I have tried so many times, that i now think it cant be done.
Now thinking that maybe Photoshop doesn't do JPGs,
maybe it relies on the PC to do the JPG.

I am new to this stuff, and i keep thinking that SURELY
photoshop can save images as JPGs,
but if so i cant see how to do it.

I can save images from my scanner using Photoshop as BMPs,
but so far i cant see how to save as JPGs.

Any help with this would be appreciated ... John


----------



## Hughv (Jul 22, 2006)

In the "Save As" dialog box change the "Format" option to jpg.
"Save for Web" also has a jpg option.


----------



## colinsp (Sep 5, 2007)

If your image is 16 bit the save as jpg option is greyed out. The first thing to do is go to image; mode; and then change to 8 bits channel then go to file; save as; and change the format to jpg. You then get a dialog box asking for the quality. The disadvantage of the 'save for web' option is that you loose all the photos EXIF data.


----------



## john1 (Nov 25, 2000)

Hi Hughv, Hi colinsp,

Thank you both for your replies.

HUGH,
I had already tried the jpeg(jpg, jpe) choice in the 'Save As' dialogue box, but i could not get any JPGs saved to show themselves as pictures.
BMPs however, work alright as mentioned.

COLIN,
It is already on the 8-bits per channel mode, and thanks for directing me to that part.
I also spent some time reading on-line about the 'EXIF' data. I did not know that this existed, but now that i do i will probably get one of those little 'Exif reader' programs which can display the Exif data to the user. My main interest in that would be the date and time, as with many of my earlier photos i did not bother to include this in the picture. Whether or not that data will still be available after various copies and moving of picture files around i dont know.

However this problem turned out to have a very simple answer. This particular machine is not really used for an internet conection, it job is mainly for my scanner, although it has an ethernet connection on my little lan.

The 'display pictures' option in the browser settings was not ticked.

This meant that the PC would not display JPEGs.
I blame myself entirely for this, the machine is old and not fast, this was done a while ago to improve internet access speed, and to ignore picture advertising.
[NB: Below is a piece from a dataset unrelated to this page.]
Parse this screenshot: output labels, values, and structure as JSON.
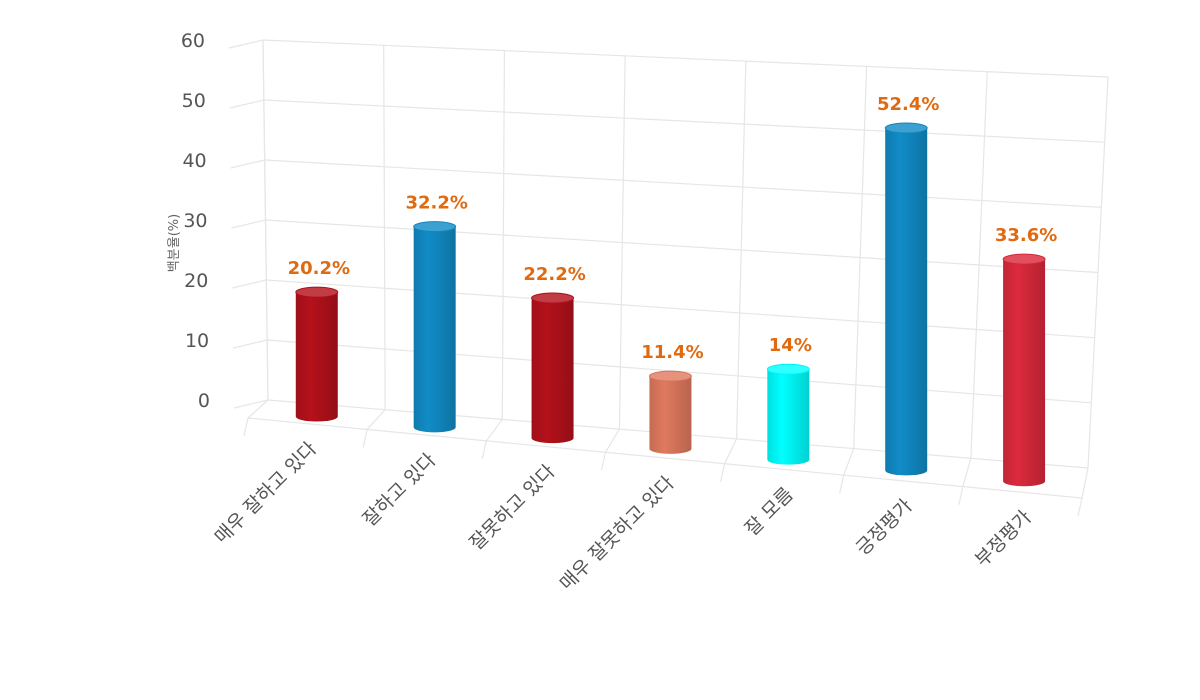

"Internet Options, Advanced, Show Pictures" is now ticked, and so far all is well.

Thanks again, John


----------



## colinsp (Sep 5, 2007)

John

No problem I am glad that you got it sorted. One of the best programmes for viewing EXIF data IMHO is Photome it is a free application and it allows the editing as well as viewing of the exif data and it has some limited image editing facilities too.


----------



## john1 (Nov 25, 2000)

Hi Colin,

I have downloaded 'Photome', it certainly showed up a lot of info that i did not expect.
It will take me a while to get used to it.

Thanks, John


----------